In its annual ranking of the fastest growing sugar baby schools, Sugar Baby University ranked ASU second and the UA 14th. The rankings are based on the number of new student sign-ups from each university in 2015. Last year, UA had 84 new sign-ups while ASU had 189.

Students who sign up for their sugar baby membership using a school email account, or who later submit proof of their enrollment in college, receive free premium memberships. Public relations manager Brook Urick said via email that this is how SeekingArrangement.com keeps track of unique university sign-ups.

SeekingArrangement.com has been around since 2006 and now has a reported 1.134 million student sugar babies in the U.S., according to the company’s 2016 Us press release.

The company’s basic business model is this: all sugar babies, male and female, get free basic membership, while sugar daddies and mommas must pay monthly fees.

“Sugar daddies can pay $70 a month for a premium membership or $200 a month for the diamond membership,” said Angela Bermudo, a member of Seeking Arrangement’s press.

Signing up for a membership is simple for people looking to become sugar babies.
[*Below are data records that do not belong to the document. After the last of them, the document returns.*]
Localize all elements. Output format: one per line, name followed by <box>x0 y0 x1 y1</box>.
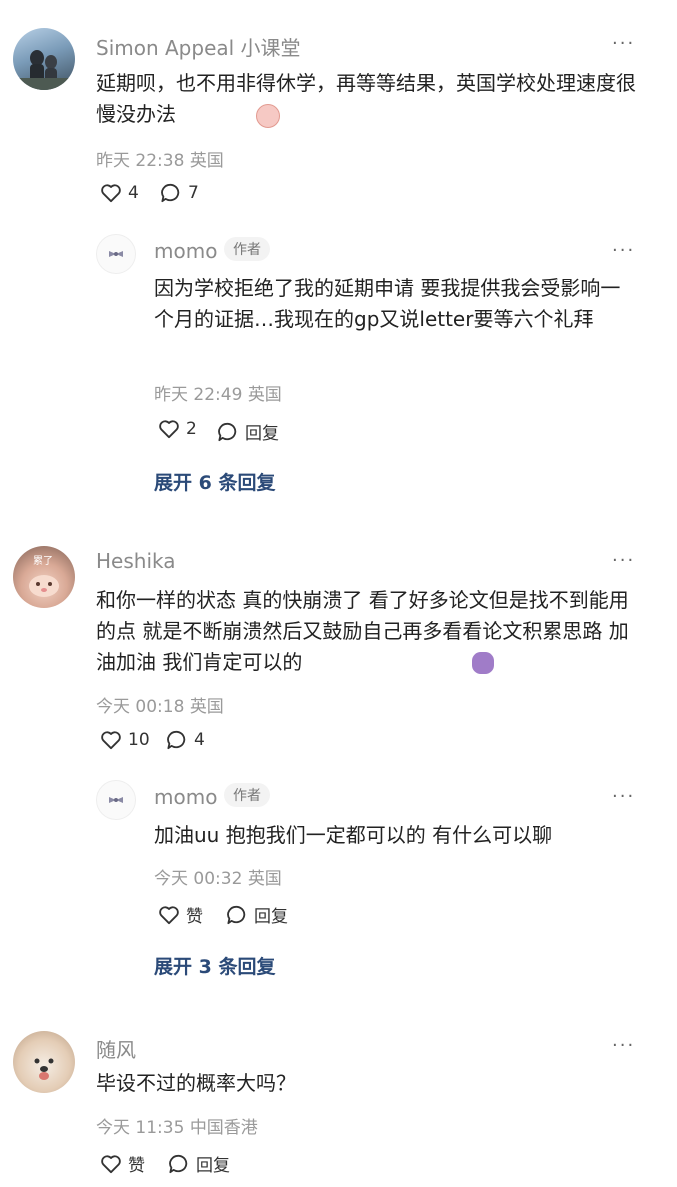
reply-timestamp: 昨天 22:49 英国 <box>154 380 282 405</box>
avatar-caption: 累了 <box>33 555 53 567</box>
like-button[interactable]: 2 <box>158 419 197 439</box>
location: 英国 <box>247 385 282 405</box>
like-count: 4 <box>128 183 139 203</box>
like-button[interactable]: 4 <box>100 183 139 203</box>
expand-replies-link[interactable]: 展开 6 条回复 <box>154 468 275 495</box>
more-options-icon[interactable]: ··· <box>612 550 635 571</box>
location: 中国香港 <box>189 1118 258 1138</box>
reply-button[interactable]: 7 <box>160 183 199 203</box>
location: 英国 <box>247 869 282 889</box>
bow-icon <box>109 251 123 257</box>
author-badge: 作者 <box>224 237 270 261</box>
comment-username[interactable]: Simon Appeal 小课堂 <box>96 32 301 61</box>
reply-username[interactable]: momo <box>154 239 217 263</box>
timestamp: 今天 00:18 <box>96 697 185 717</box>
reply-username[interactable]: momo <box>154 785 217 809</box>
comment-text: 延期呗，也不用非得休学，再等等结果，英国学校处理速度很慢没办法 <box>96 71 636 126</box>
bow-icon <box>109 797 123 803</box>
reply-count: 4 <box>194 730 205 750</box>
reply-button[interactable]: 回复 <box>217 419 279 444</box>
timestamp: 今天 11:35 <box>96 1118 185 1138</box>
location: 英国 <box>189 697 224 717</box>
reply-button[interactable]: 4 <box>166 730 205 750</box>
heart-outline-icon <box>159 420 179 439</box>
comment-username[interactable]: 随风 <box>96 1034 136 1063</box>
more-options-icon[interactable]: ··· <box>612 240 635 261</box>
heart-outline-icon <box>159 905 179 924</box>
avatar-photo-icon: 累了 <box>29 555 59 597</box>
reply-timestamp: 今天 00:32 英国 <box>154 864 282 889</box>
heart-outline-icon <box>101 1154 121 1173</box>
like-button[interactable]: 10 <box>100 730 150 750</box>
reply-label: 回复 <box>245 424 279 444</box>
user-avatar[interactable] <box>13 1031 75 1093</box>
comment-text: 毕设不过的概率大吗？ <box>96 1071 296 1095</box>
user-avatar[interactable] <box>13 28 75 90</box>
more-options-icon[interactable]: ··· <box>612 33 635 54</box>
comment-timestamp: 今天 00:18 英国 <box>96 692 224 717</box>
user-avatar[interactable]: 累了 <box>13 546 75 608</box>
like-label: 赞 <box>128 1156 145 1176</box>
reply-button[interactable]: 回复 <box>226 902 288 927</box>
like-label: 赞 <box>186 907 203 927</box>
like-count: 10 <box>128 730 150 750</box>
comment-bubble-icon <box>167 730 186 750</box>
reply-count: 7 <box>188 183 199 203</box>
avatar-photo-icon <box>13 50 75 90</box>
comment-bubble-icon <box>161 183 180 203</box>
comment-bubble-icon <box>218 422 237 441</box>
author-badge: 作者 <box>224 783 270 807</box>
comment-bubble-icon <box>169 1154 188 1173</box>
more-options-icon[interactable]: ··· <box>612 1035 635 1056</box>
comment-timestamp: 今天 11:35 中国香港 <box>96 1113 258 1138</box>
reply-text: 加油uu 抱抱我们一定都可以的 有什么可以聊 <box>154 823 553 847</box>
timestamp: 今天 00:32 <box>154 869 243 889</box>
author-avatar[interactable] <box>96 780 136 820</box>
timestamp: 昨天 22:49 <box>154 385 243 405</box>
comment-timestamp: 昨天 22:38 英国 <box>96 146 224 171</box>
author-avatar[interactable] <box>96 234 136 274</box>
avatar-dog-icon <box>34 1058 54 1080</box>
heart-outline-icon <box>101 731 121 750</box>
reply-text: 因为学校拒绝了我的延期申请 要我提供我会受影响一个月的证据…我现在的gp又说le… <box>154 276 621 331</box>
expand-replies-link[interactable]: 展开 3 条回复 <box>154 952 275 979</box>
like-count: 2 <box>186 419 197 439</box>
emoji-crying-icon <box>256 104 280 128</box>
like-button[interactable]: 赞 <box>158 902 203 927</box>
emoji-paw-icon <box>472 652 494 674</box>
comment-username[interactable]: Heshika <box>96 549 175 573</box>
comment-text: 和你一样的状态 真的快崩溃了 看了好多论文但是找不到能用的点 就是不断崩溃然后又… <box>96 588 629 674</box>
heart-outline-icon <box>101 184 121 203</box>
reply-label: 回复 <box>196 1156 230 1176</box>
reply-button[interactable]: 回复 <box>168 1151 230 1176</box>
more-options-icon[interactable]: ··· <box>612 786 635 807</box>
timestamp: 昨天 22:38 <box>96 151 185 171</box>
like-button[interactable]: 赞 <box>100 1151 145 1176</box>
comment-bubble-icon <box>227 905 246 924</box>
location: 英国 <box>189 151 224 171</box>
reply-label: 回复 <box>254 907 288 927</box>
While Seeking Arrangement’s terms state that “you must be at least eighteen years old to register as a Member or use the Website. Membership in the Service is void where prohibited,” the website does not require any identification verifying age.

To become a full-fledged sugar baby, members must submit a photo or photos, a short biography and a description of the kind of arrangement they are looking for. These items are shown as pending until a website administrator approves of their content. Sugar babies must also enter stats including body type, height, birthday, whether they smoke or drink and their expected lifestyle (i.e. moderate, luxury, etc.).

Members are encouraged to use fake names online and administrators review these too. If a name appears to be real, administrators will replace letters in the last name with numbers.

Once a sugar baby profile is approved, it becomes visible to sugar daddies or mommas based on the preference of the sugar baby. Sugar babies can browse the sites of sugar daddies and/or mommas, and have the ability to favorite their pages and send free messages.

One sugar daddy profile claimed that the user had a net worth of $2 million and an annual income of $400,000. Sugar daddies and mommas are not required to enter their net worth and income, but they often do. They can also enter their height, body type, education and relationship status.

Sugar daddy and sugar momma accounts are not always run by just one person. Some accounts are created and used by couples. One profile, apparently made by a female user, stated a desire to find a woman to rendezvous with her and her boyfriend.

The types of sugar arrangements one can procure on SeekingArrangements.com are numerous. Regardless of the type of relationship they are seeking, sugar babies are monitored by the website as promised in a Sugar Baby University advertisement.

Associate professor of sociology Louise Roth said the idea promoted by SeekingArrangement.com is an old one.

“It kind of buys into the idea that women can exchange their youth and beauty for financial support,” she said. “A different version than we saw in the 1950s of that, but also I think a big part of it that plays into that, this in the contemporary context, is that the cost of going to university and the fact that people take out really big student loans that they’re then going to be responsible for, you know, no matter what.”

Roth called sugar relationships “exploitative,” but she did not believe the rise of university sugar babies would have any long-term negative cultural effects.

“Well, again, if you look in the 1950s, most people still ended up with someone who was close to their age and the same social status as themselves and I don’t think that’s going to change in, you know, the sort of longer term with this either,” Roth said.

Whether or not modern sugar relationships will increase is unknown, but the answer will lie partly in the price of college attendance. Whether tuition continues to increase remains to be seen.